Naprawdę stawiałeś Benetta wyżej niż Krujswijka? Jak dla mnie Holender jest dużo lepszym i pewniejszym kolarzem w perspektywie generalki.
Trochę mi go szkoda bo przykleiła sie nieuzasadniona latka do niego po tdf po tym jak rzekomo nie pomógł Roglicowi ale to jest jakaś tam sporna kwestia miedzy nimi. Zobaczymy jak wyjdzie z czasowką.

Ja myślę, że to normalne i nie ma się o co oburzać. Np. w F1 niemalże przy co drugim bardziej zaciętym pojedynku kierowcy machają na siebie rękami i przeklinają przez radio. I zazwyczaj obaj zainteresowani są przekonani, że to ten drugi przegiął. :wink:

Mam też może trochę inną perspektywę, bo uczyłem się odblokowania przeżywania złości na psychoterapii.

Bennett nawet bez tej Vuelty zalicza sezon życia, także myślę, że nie ma co się dziwić jego zapaści. Miał prawo. To przecież nie jest jakis hiper-talent, błyszczący w każdym wyścigu, tylko systematycznie rozwijający się wysokiej klasy zawodnik.

Jeśli chodzi o szanse czołówki na czasówce to wydaje się, że na papierze jest podobnie i może zadecydować dyspozycja dnia. Nie skreślałbym tak stanowczo Lopeza, jeśli ktoś może pozytywnie zaskoczyć we wtorek to chyba najprędzej on. Teoretycznie Yates z Valverde trochę lepsi niż pozostali.

A Lopez dzisiaj znowu mocny, ale to wciąż nie jest jeszcze to co rok temu.

U Masa szkoda straty z pierwszego tygodnia. Coś mi mówi, że jego problemy z W. d. Walonii mogły wtedy jeszcze dać znać o sobie i przy optymalnym przygotowaniu mógłby być jeszcze lepszy.

Może i Pinot celował ostatnio w jesień i ma lepszy finisz, ale z drugiej strony Bardet lepiej zjeżdża, no i też 2 lata temu zaliczył fajną Lombardię.

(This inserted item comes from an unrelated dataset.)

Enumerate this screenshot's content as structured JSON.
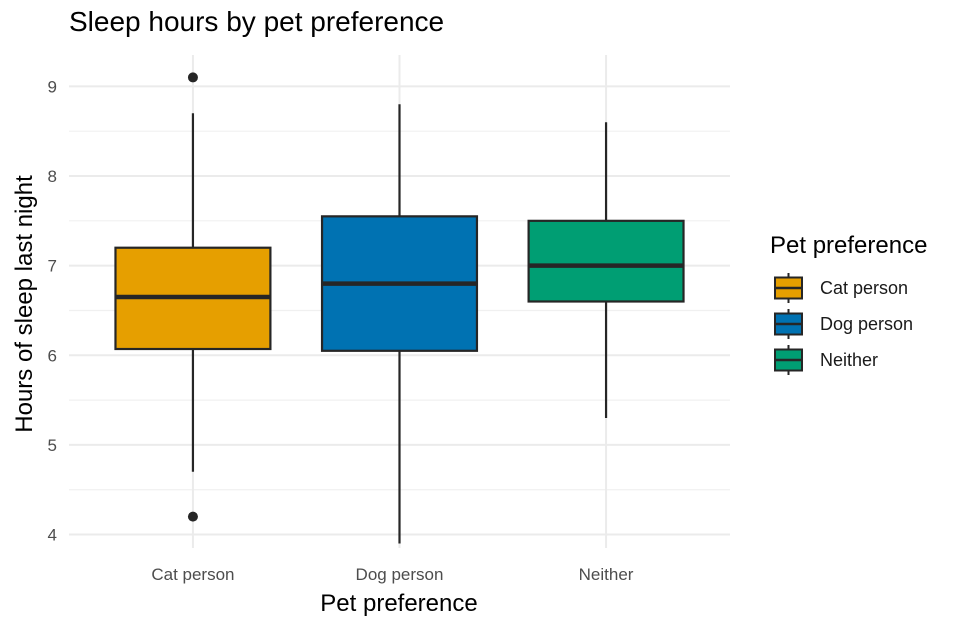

Tak. Czułem, że któryś z kolarzy Lotto Jumbo będzie tu w stanie walczyć z najlepszymi, bo w tym roku są niesamowicie mocni. A nie sądziłem, że Kruijswijk po bardzo udanym Tourze tutaj także będzie na tak wysokim poziomie. Zresztą wcześniej tylko raz ukończył dwa Wielkie Toury z rzędu (w jednym sezonie oczywiście). No a Bennett ma bardzo udany rok, w Polsce też wyglądał dobrze, więc stawiałem raczej na niego. Ale jak widać dość mocno się pomyliłem. :wink:

Wiem, od czasu do czasu obejrzę jakiś wyścig F1. Tylko tak jak mówisz, tam to już jest norma. A tutaj raczej tak ekspresyjne wyrażanie emocji nie jest często spotykane, więc pewnie dlatego zwróciłem na to uwagę. Nie jestem przyzwyczajony. :wink:

No ale jak to, postawiłeś ciekawe pytanie i nawet sam nie odpowiesz na nie? :wink: To kto tym liderem pojutrze? Ja jednak stawiam na Valverde, ale naprawdę minimalnie. Mniej niż 10 sekund. Chociaż wiemy jak to jest z tymi czasówkami w trzecim tygodniu, zwłaszcza po dniu przerwy. Nawet Quintana mnie mocno nie zdziwi.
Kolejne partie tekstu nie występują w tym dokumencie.